Date de parution : 2007
Ouvrage collectif
ISBN : 978-2244417370
96 pages

13 €
Présentation

Histoires de cirque, par Yann Autret, François David, Olivier Lhote, Jean Molla, Kochka, Régine Detambel, Marie-Florence Ehret, Edith Soonckindt, Lito, 2007.

Présentation de l'éditeur
Le grand chapiteau rouge et jaune s'est installé. Sous les yeux ébahis des grands et des petits, neuf numéros époustouflants vont se succéder : un dragon cracheur de feu, une écuyère tsigane, une femme à barbe blonde, un éléphant qui marche sur un fil, un dompteur timide, un magicien étourdi, un trampoline magique, un apprenti funambule, et un lanceur de couteaux. Approchez mesdames et messieurs, le spectacle va commencer.

Extrait
Naissance d'un funambule
J’ai toujours adoré les tigres et le clown musical, qui est capable de jouer une symphonie de Beethoven avec une pompe à vélo. Mais aux acrobaties aériennes, je préfère les dresseurs de chevaux et les dompteurs d’éléphants.
Je croque une pomme d’amour. Maman suce des berlingots de toutes les couleurs. Papa déroule un mètre de réglisse.
Une funambule à grande hauteur vient de pénétrer sur la piste. Son justaucorps bleu révèle sa musculature. Les jambes à l’équerre, elle escalade avec grâce une interminable échelle de corde qui la conduira au sommet du chapiteau, presque dans les étoiles. L’ascension semble infinie. Mes doigts picotent. Je sens mon estomac se rebeller.
Je n’ai jamais avoué à papa et maman que j’ai le vertige. Je n’ai peur ni du noir ni des araignées mais, au cirque, devant les funambules à grande hauteur, qui évoluent à plus de sept mètres du sol, mes mains deviennent moites et je dois fermer les yeux.
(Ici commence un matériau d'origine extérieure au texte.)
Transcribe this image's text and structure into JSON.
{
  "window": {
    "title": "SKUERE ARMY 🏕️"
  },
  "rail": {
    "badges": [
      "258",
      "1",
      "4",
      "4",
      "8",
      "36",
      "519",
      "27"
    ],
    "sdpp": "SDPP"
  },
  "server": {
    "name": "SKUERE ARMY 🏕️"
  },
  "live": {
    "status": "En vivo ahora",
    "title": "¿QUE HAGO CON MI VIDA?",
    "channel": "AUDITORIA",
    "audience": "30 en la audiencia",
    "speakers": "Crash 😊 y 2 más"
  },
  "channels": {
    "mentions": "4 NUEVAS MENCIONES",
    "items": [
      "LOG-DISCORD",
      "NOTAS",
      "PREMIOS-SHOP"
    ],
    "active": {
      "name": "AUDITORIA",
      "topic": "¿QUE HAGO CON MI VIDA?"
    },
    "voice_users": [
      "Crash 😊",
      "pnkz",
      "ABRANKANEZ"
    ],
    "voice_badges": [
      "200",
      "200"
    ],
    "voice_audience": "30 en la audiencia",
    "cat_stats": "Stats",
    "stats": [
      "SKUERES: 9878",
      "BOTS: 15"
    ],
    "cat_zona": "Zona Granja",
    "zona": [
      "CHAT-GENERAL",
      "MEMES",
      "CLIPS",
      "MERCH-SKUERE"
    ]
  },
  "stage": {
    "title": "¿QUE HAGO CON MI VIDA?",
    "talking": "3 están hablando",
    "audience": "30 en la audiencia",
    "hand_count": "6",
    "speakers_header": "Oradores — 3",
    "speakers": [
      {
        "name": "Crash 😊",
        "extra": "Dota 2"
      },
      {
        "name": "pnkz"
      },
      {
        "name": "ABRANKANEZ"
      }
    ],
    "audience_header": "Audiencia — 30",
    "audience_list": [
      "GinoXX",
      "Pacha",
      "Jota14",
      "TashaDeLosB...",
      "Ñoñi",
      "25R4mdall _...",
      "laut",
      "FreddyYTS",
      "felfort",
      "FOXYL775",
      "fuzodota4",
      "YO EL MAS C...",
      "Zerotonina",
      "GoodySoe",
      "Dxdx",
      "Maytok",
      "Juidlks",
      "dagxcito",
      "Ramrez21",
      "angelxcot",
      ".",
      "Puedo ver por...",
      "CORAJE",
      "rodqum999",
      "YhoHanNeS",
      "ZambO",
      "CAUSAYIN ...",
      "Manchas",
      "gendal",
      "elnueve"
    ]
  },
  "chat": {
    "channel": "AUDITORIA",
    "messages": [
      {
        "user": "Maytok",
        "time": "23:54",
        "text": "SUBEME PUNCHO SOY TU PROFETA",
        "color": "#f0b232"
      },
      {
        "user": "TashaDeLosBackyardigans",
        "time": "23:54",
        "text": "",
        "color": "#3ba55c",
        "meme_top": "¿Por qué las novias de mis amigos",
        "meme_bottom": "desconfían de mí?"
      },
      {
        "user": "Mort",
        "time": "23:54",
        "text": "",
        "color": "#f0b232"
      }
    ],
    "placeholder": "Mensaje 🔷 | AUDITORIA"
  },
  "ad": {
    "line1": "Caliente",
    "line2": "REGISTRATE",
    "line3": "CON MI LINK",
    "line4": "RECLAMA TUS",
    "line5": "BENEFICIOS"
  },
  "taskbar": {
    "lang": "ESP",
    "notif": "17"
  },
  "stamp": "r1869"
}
Maintenant la funambule effectue une série de sauts à pieds joints. Le fil de fer s’agite en vibrant.
– Il paraît qu’en utilisant les lignes à haute tension, un funambule pourrait traverser la France de long en large sans mettre pied à terre, dit maman.
Là-haut, la danseuse vient d’effectuer un double salto arrière. Elle a pris son élan en faisant balancer le fil si fort que mon cœur bat la chamade. J’ai posé mes deux mains sur mes yeux, comme un bandeau.
– Trop de lumière, dis-je en geignant. Je suis juste dans la trajectoire des projecteurs.
– C’est vrai, dit maman, ils n’ont pas lésiné sur les kilowatts ! Et quelle chaleur !
Je desserre un peu les doigts. Ça y est, je revois les paillettes du justaucorps bleu. Ce que je vois me coupe le souffle. Je blêmis. Je me rapetisse sur mon siège. La funambule est montée sur un monocycle. Son balancier oscille dangereusement.
– Hé, dit papa, cet engin fait bien sept mètres de long et quinze kilos. J’espère qu’elle le tient solidement !
– Tu vas lui porter la poisse, chuchote maman, un doigt sur les lèvres, pour qu’il se taise.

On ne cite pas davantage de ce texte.